I saw a friend (who will remain nameless cause she is a nurse) for lunch the other day that I haven’t seen in a couple years. When she asked me what I was doing now and I told her my problems I was surprised by her reaction! She immediately told me to find another doctor and in the same sentence told me that it was a non-existent disorder. When I told her that it was recognized and covered by the College of Rheumatology and that they were handling research etc, she still refused to be swayed. I was actually even more surprised when she told me that I looked too healthy to have THAT and that there was something wrong with me that they just didn’t know about.

Aren’t we nurses horrible! People with CFS and FM get that response all the time. There are snake oil sellers out there trying to sell us a cure that we buy cause we are willing to try anything to feel better. I would like one day without pain. We look too healthy, too good, to really be so sick and in pain all the time. I would like to take time at this moment to apologize to all the patients that came to me that were really in pain with this disorder and I judged them wrongly! I too am blessed with it now and I will be among those supporting research being done to help those of us that are blessed with this God-awful disorder. I am you!! You are me!! an I wouldn't wish this on anyone!

5 comments:

Heather said...

Oh momma. :( I'm glad that you are willing to put this entire story out there for the world to read... what's happened to you is NOT something to be embarrassed or ashamed of. You are so strong, and I'm proud of you.

Unknown said...

Vickie I just want to express how sorry I am that this has happened to you.But Heather is right you are Strong and Brave and one of the most understanding and patient people I have ever know.I am sending all my love and prayers to you.

karen said...

Vickie, I am sorry to hear the extent of your FM. I would think in this day and age that FM was becoming more widely known and accepted.

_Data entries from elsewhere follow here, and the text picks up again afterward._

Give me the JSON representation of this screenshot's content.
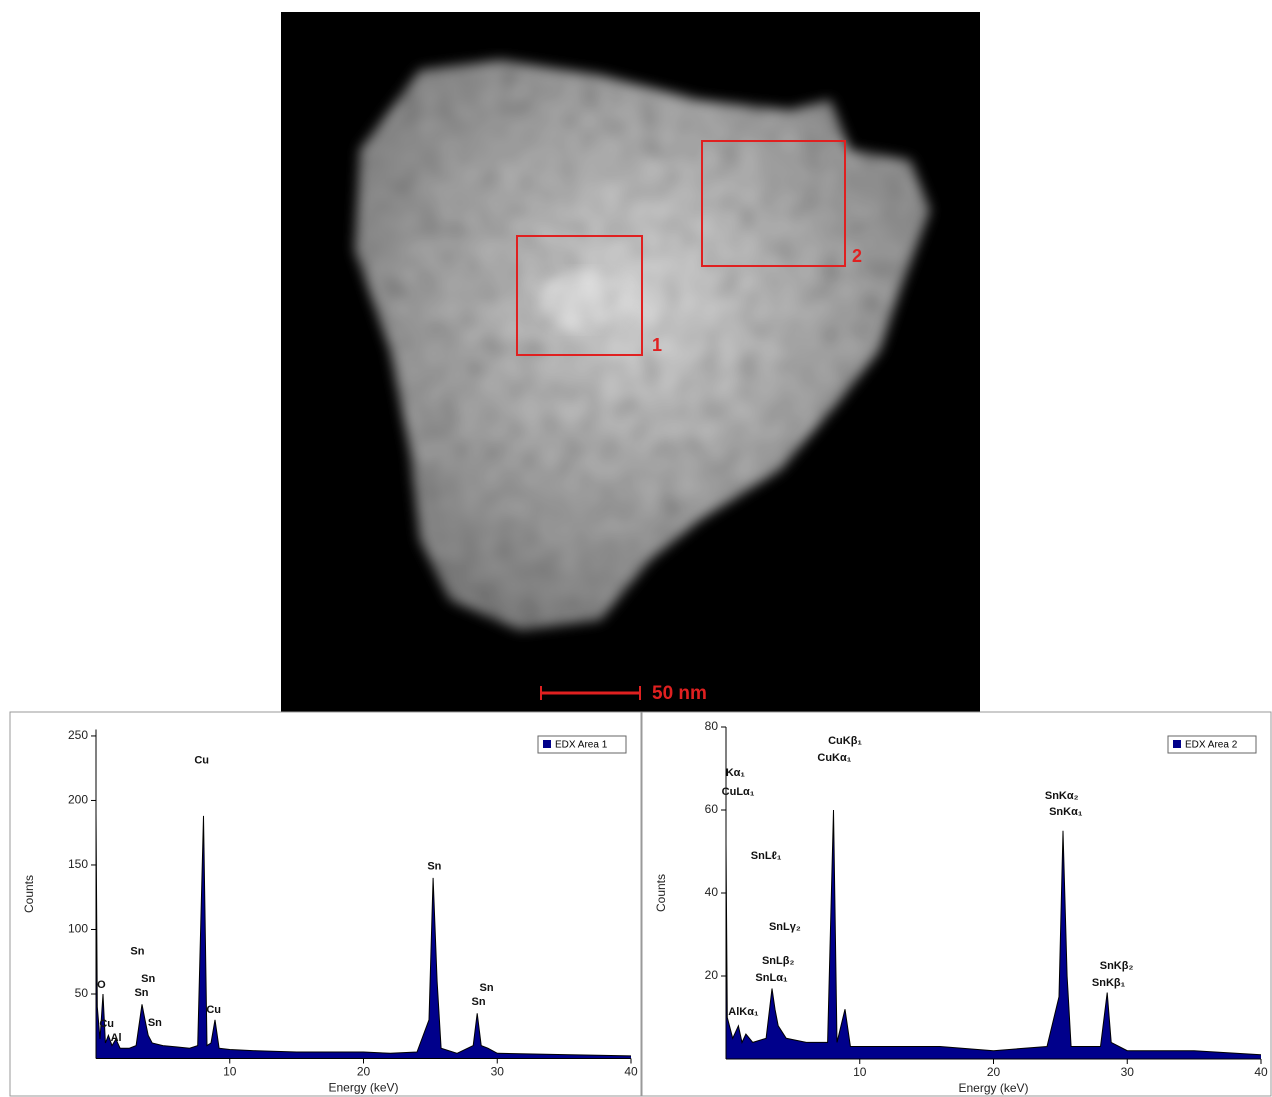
{
  "image": {
    "regions": [
      "1",
      "2"
    ],
    "scale_bar": "50 nm"
  },
  "chart_data": [
    {
      "type": "area",
      "xlabel": "Energy (keV)",
      "ylabel": "Counts",
      "x": [
        0.0,
        0.1,
        0.3,
        0.52,
        0.7,
        0.93,
        1.2,
        1.49,
        1.8,
        2.5,
        3.0,
        3.44,
        3.66,
        3.9,
        4.2,
        5,
        6,
        7,
        7.6,
        8.04,
        8.3,
        8.6,
        8.9,
        9.2,
        10,
        12,
        15,
        18,
        20,
        22,
        24,
        24.9,
        25.2,
        25.5,
        25.8,
        27,
        28.2,
        28.5,
        28.8,
        29.3,
        30,
        35,
        40
      ],
      "series": [
        {
          "name": "EDX Area 1",
          "color": "#00008b",
          "values": [
            190,
            40,
            15,
            50,
            12,
            18,
            10,
            15,
            8,
            8,
            10,
            42,
            30,
            18,
            12,
            10,
            9,
            8,
            10,
            188,
            10,
            12,
            30,
            8,
            7,
            6,
            5,
            5,
            5,
            4,
            5,
            30,
            140,
            60,
            8,
            4,
            10,
            35,
            10,
            8,
            4,
            3,
            2
          ]
        }
      ],
      "xlim": [
        0,
        40
      ],
      "ylim": [
        0,
        255
      ],
      "xticks": [
        10,
        20,
        30,
        40
      ],
      "yticks": [
        50,
        100,
        150,
        200,
        250
      ],
      "legend": "upper right",
      "annotations": [
        {
          "text": "Cu",
          "x": 7.9,
          "y": 231
        },
        {
          "text": "Sn",
          "x": 25.3,
          "y": 148.6
        },
        {
          "text": "Sn",
          "x": 3.1,
          "y": 83
        },
        {
          "text": "Sn",
          "x": 3.9,
          "y": 61.6
        },
        {
          "text": "Sn",
          "x": 3.4,
          "y": 50.8
        },
        {
          "text": "Sn",
          "x": 4.4,
          "y": 27.5
        },
        {
          "text": "O",
          "x": 0.4,
          "y": 57
        },
        {
          "text": "Cu",
          "x": 0.8,
          "y": 26.7
        },
        {
          "text": "Al",
          "x": 1.5,
          "y": 15.9
        },
        {
          "text": "Cu",
          "x": 8.8,
          "y": 37.6
        },
        {
          "text": "Sn",
          "x": 29.2,
          "y": 54.7
        },
        {
          "text": "Sn",
          "x": 28.6,
          "y": 43.8
        }
      ]
    },
    {
      "type": "area",
      "xlabel": "Energy (keV)",
      "ylabel": "Counts",
      "x": [
        0.0,
        0.1,
        0.5,
        0.93,
        1.2,
        1.49,
        2,
        3,
        3.44,
        3.66,
        3.9,
        4.5,
        6,
        7.6,
        8.04,
        8.3,
        8.9,
        9.3,
        12,
        16,
        20,
        24,
        24.9,
        25.2,
        25.5,
        25.8,
        28,
        28.5,
        28.8,
        30,
        35,
        40
      ],
      "series": [
        {
          "name": "EDX Area 2",
          "color": "#00008b",
          "values": [
            52,
            10,
            5,
            8,
            4,
            6,
            4,
            5,
            17,
            12,
            8,
            5,
            4,
            4,
            60,
            4,
            12,
            3,
            3,
            3,
            2,
            3,
            15,
            55,
            20,
            3,
            3,
            16,
            4,
            2,
            2,
            1
          ]
        }
      ],
      "xlim": [
        0,
        40
      ],
      "ylim": [
        0,
        80
      ],
      "xticks": [
        10,
        20,
        30,
        40
      ],
      "yticks": [
        20,
        40,
        60,
        80
      ],
      "legend": "upper right",
      "annotations": [
        {
          "text": "Kα₁",
          "x": 0.7,
          "y": 68.9
        },
        {
          "text": "CuLα₁",
          "x": 0.9,
          "y": 64.3
        },
        {
          "text": "SnLℓ₁",
          "x": 3.0,
          "y": 48.9
        },
        {
          "text": "SnLγ₂",
          "x": 4.4,
          "y": 31.8
        },
        {
          "text": "SnLβ₂",
          "x": 3.9,
          "y": 23.6
        },
        {
          "text": "SnLα₁",
          "x": 3.4,
          "y": 19.5
        },
        {
          "text": "AlKα₁",
          "x": 1.3,
          "y": 11.3
        },
        {
          "text": "CuKβ₁",
          "x": 8.9,
          "y": 76.6
        },
        {
          "text": "CuKα₁",
          "x": 8.1,
          "y": 72.5
        },
        {
          "text": "SnKα₂",
          "x": 25.1,
          "y": 63.4
        },
        {
          "text": "SnKα₁",
          "x": 25.4,
          "y": 59.5
        },
        {
          "text": "SnKβ₂",
          "x": 29.2,
          "y": 22.4
        },
        {
          "text": "SnKβ₁",
          "x": 28.6,
          "y": 18.3
        }
      ]
    }
  ]
}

But it sounds like some areas of the medical profession are resistant to believing it.
I applaud you for sharing all this here.
Take care as best you can sweetie.
xoxo Karen

Anonymous said...

Gosh this is something I have not really heard much of - it sounds absolutely terrible and sounds like you have had a tough time the last few years - and I hope you manage to find ways to cope with this - I will be thinking of you and all other sufferers of this in my prayers for sure - Bea

Terri Smith said...

Vickie, I feel so bad that this illness has struck you. You know I can empathize with your memory problems. I can only imagine your pain but, I can see such a difference in how you feel from now back to the time I met you 3 years ago. I pray that they will find a cure for this horrible illness. I think this blog is fantastic for sufferers to help each other and also for the rest of us to understand this illness better. Keep it up, girlfriend!